Gas trading “is something that we will continue to invest in going forward. In terms of linking back to our asset positions, we can also, of course, sort of replicate those through leasing our own storage…in both oil and gas. So it doesn’t absolutely rely on the asset base in place.”

As far as where the trading arm ranks in terms of the return on capital, Gilvary said it depended “on the nature of the business and how long you’ve been in the business, the continuity of that business…portfolio changes,” which play to BP’s strength.

“We look to ensure that the returns that we get in the business are accretive to the group. So if you look at where the group is,” given the “risk-adjusted return typically in this space, you’d be wanting that to be significantly higher than the average earnings for the group on a risk-weighted basis.”

BP also continues to produce domestic natural gas and is exploring acreage that others have of late ignored because the company has plenty of infrastructure to back up its positions.

“Part of the question has to do with scale of operations in the various areas,” as to where BP deploys dry gas rigs, said CEO Bob Dudley. “Certainly, with scale like we have in San Juan, it produces high rates of production but it’s pretty dry gas. I think that obviously, the first thing we’re interested in is our liquids because that’s where most of the value is.” Gas-rich production areas “like Wamsutter, where we get a reasonable amount of liquids as well, 40% liquids, we’ve got three rigs running there. We don’t have that many [dry gas] rigs running in North America.

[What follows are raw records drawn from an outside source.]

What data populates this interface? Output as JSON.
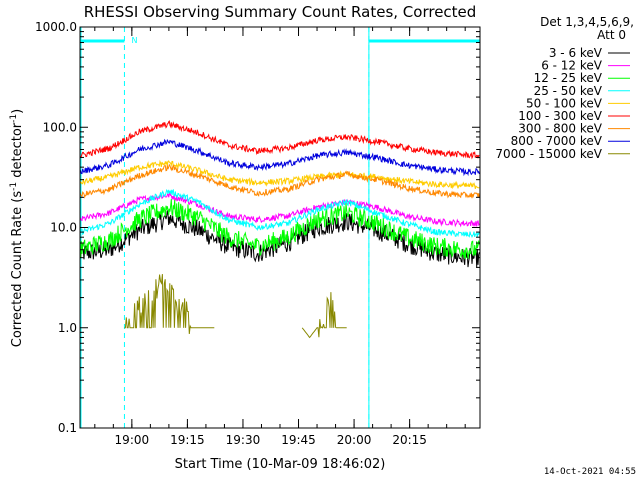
{
  "chart_data": {
    "type": "line",
    "title": "RHESSI Observing Summary Count Rates, Corrected",
    "xlabel": "Start Time (10-Mar-09 18:46:02)",
    "ylabel_main": "Corrected Count Rate (s",
    "ylabel_sup1": "-1",
    "ylabel_mid": " detector",
    "ylabel_sup2": "-1",
    "ylabel_end": ")",
    "y_scale": "log",
    "ylim": [
      0.1,
      1000
    ],
    "y_ticks": [
      0.1,
      1,
      10,
      100,
      1000
    ],
    "y_tick_labels": [
      "0.1",
      "1.0",
      "10.0",
      "100.0",
      "1000.0"
    ],
    "xlim_min": [
      0,
      108
    ],
    "x_ticks_min": [
      14,
      29,
      44,
      59,
      74,
      89
    ],
    "x_tick_labels": [
      "19:00",
      "19:15",
      "19:30",
      "19:45",
      "20:00",
      "20:15"
    ],
    "legend_title_1": "Det 1,3,4,5,6,9,",
    "legend_title_2": "Att 0",
    "legend_placement": "right",
    "night_marker_label": "N",
    "night_intervals_min": [
      [
        0,
        12
      ],
      [
        78,
        108
      ]
    ],
    "vertical_dashed_min": [
      12,
      78,
      108
    ],
    "series": [
      {
        "name": "3 - 6 keV",
        "color": "#000000",
        "x_min": [
          0,
          8,
          16,
          24,
          32,
          40,
          48,
          56,
          64,
          72,
          80,
          88,
          96,
          104,
          108
        ],
        "values": [
          5.5,
          6,
          9.5,
          12.5,
          9.5,
          6.5,
          5.5,
          7,
          10,
          11.5,
          9.5,
          7,
          5.5,
          5,
          5
        ]
      },
      {
        "name": "6 - 12 keV",
        "color": "#ff00ff",
        "x_min": [
          0,
          8,
          16,
          24,
          32,
          40,
          48,
          56,
          64,
          72,
          80,
          88,
          96,
          104,
          108
        ],
        "values": [
          12,
          14,
          19,
          21,
          17,
          13,
          12,
          13,
          16,
          18,
          16,
          13,
          11.5,
          11,
          11
        ]
      },
      {
        "name": "12 - 25 keV",
        "color": "#00ff00",
        "x_min": [
          0,
          8,
          16,
          24,
          32,
          40,
          48,
          56,
          64,
          72,
          80,
          88,
          96,
          104,
          108
        ],
        "values": [
          6,
          7.5,
          12,
          16,
          12.5,
          8,
          6.5,
          8,
          12,
          14,
          11,
          8,
          6.5,
          6,
          6
        ]
      },
      {
        "name": "25 - 50 keV",
        "color": "#00ffff",
        "x_min": [
          0,
          8,
          16,
          24,
          32,
          40,
          48,
          56,
          64,
          72,
          80,
          88,
          96,
          104,
          108
        ],
        "values": [
          9,
          11,
          17,
          23,
          18,
          12,
          10,
          11,
          15,
          18,
          14,
          11,
          9,
          8.5,
          8.5
        ]
      },
      {
        "name": "50 - 100 keV",
        "color": "#ffcc00",
        "x_min": [
          0,
          8,
          16,
          24,
          32,
          40,
          48,
          56,
          64,
          72,
          80,
          88,
          96,
          104,
          108
        ],
        "values": [
          28,
          32,
          40,
          44,
          37,
          30,
          28,
          29,
          32,
          34,
          32,
          29,
          27,
          26,
          26
        ]
      },
      {
        "name": "100 - 300 keV",
        "color": "#ff0000",
        "x_min": [
          0,
          8,
          16,
          24,
          32,
          40,
          48,
          56,
          64,
          72,
          80,
          88,
          96,
          104,
          108
        ],
        "values": [
          52,
          62,
          90,
          108,
          88,
          66,
          58,
          62,
          74,
          80,
          72,
          62,
          56,
          53,
          52
        ]
      },
      {
        "name": "300 - 800 keV",
        "color": "#ff8800",
        "x_min": [
          0,
          8,
          16,
          24,
          32,
          40,
          48,
          56,
          64,
          72,
          80,
          88,
          96,
          104,
          108
        ],
        "values": [
          21,
          24,
          33,
          40,
          33,
          26,
          22,
          24,
          30,
          34,
          30,
          25,
          22,
          21,
          21
        ]
      },
      {
        "name": "800 - 7000 keV",
        "color": "#0000dd",
        "x_min": [
          0,
          8,
          16,
          24,
          32,
          40,
          48,
          56,
          64,
          72,
          80,
          88,
          96,
          104,
          108
        ],
        "values": [
          36,
          42,
          60,
          72,
          58,
          44,
          40,
          43,
          52,
          56,
          50,
          42,
          38,
          36,
          36
        ]
      },
      {
        "name": "7000 - 15000 keV",
        "color": "#888800",
        "x_min": [
          12,
          14,
          16,
          18,
          20,
          22,
          24,
          26,
          28,
          30,
          32,
          34,
          36,
          60,
          62,
          64,
          66,
          68,
          70,
          72
        ],
        "values": [
          1,
          2,
          2,
          2,
          2.5,
          3,
          2.5,
          2,
          2,
          1,
          1,
          1,
          1,
          1,
          0.8,
          1,
          1.5,
          2,
          1,
          1
        ]
      }
    ]
  },
  "footer": {
    "timestamp": "14-Oct-2021 04:55"
  }
}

“We’ve got three in Wamsutter; we’ve got two running in the Haynesville, which is only about 20% liquids. But, we’ve got to restructure that business to get the cost and then let the business itself look through the Wamsutter, the San Juan, the Anadarko, Woodford, etc.” The restructuring with the new E&P entity would determine which direction Lower 48 business goes.

“We have delivered a solid start to the year, which puts us firmly on course to deliver our 2014 goal of delivering $30-31 billion of operating cash flow,” said Dudley.

“It’s a little premature at this point” to detail the projections for the Lower 48 business “because it was only a month ago that we announced it,” Gilvary said. However, the upstream team led by Lamar McKay is revolving “around what the new governance model looks like, all of the various internal announcements, what that means in terms of sizing the organization…”

BP as of last year had sold about $38 billion of assets to help defray the costs of the Macondo well blowout in April 2010. It is planning to sell another $10 billion of assets through 2015. All of the sales punched net profits, evident in the quarterly results. Production in 1Q2014 dropped 8.5% year/year to 2.13 million boe/d. Second quarter production also is expected to be lower.

“We are continuing to simplify,” Dudley said. However, exploration and production spending in 2014 should fall 1% from 2013 on efficiencies.

BP reported replacement cost (RC) profits of $3.48 billion in 1Q2014 versus $16.6 billion in the year-ago period. However, 1Q2013 results included $12.5 billion in profits from the sale of a stake in Russia’s TNK-BP.

Excluding the TNK-BP sale, quarterly earnings fell 23% to $3.23 billion (17.5 cents/share) from $4.22 billion (22 cents); they were 15% higher than in 4Q2013. Revenues slipped to $91.71 billion from $94.11 billion. RC profit strips out inventory gains/losses, similar to net profits in the United States. Operating cash flow was more than double that of a year ago at $8.2 billion from $4.0 billion.

Compared with the year-ago first quarter, BP’s result reflected higher costs, mostly noncash, in the upstream business, a weaker refining environment and lower production because of asset sales. Although it had lower costs and a big trading contribution, results were partly offset by a reduction in BP’s share of earnings from OAO Rosneft because of recent weakness in Russia’s ruble, and the absence of one-off benefits to BP’s share of Rosneft net income in 4Q2013.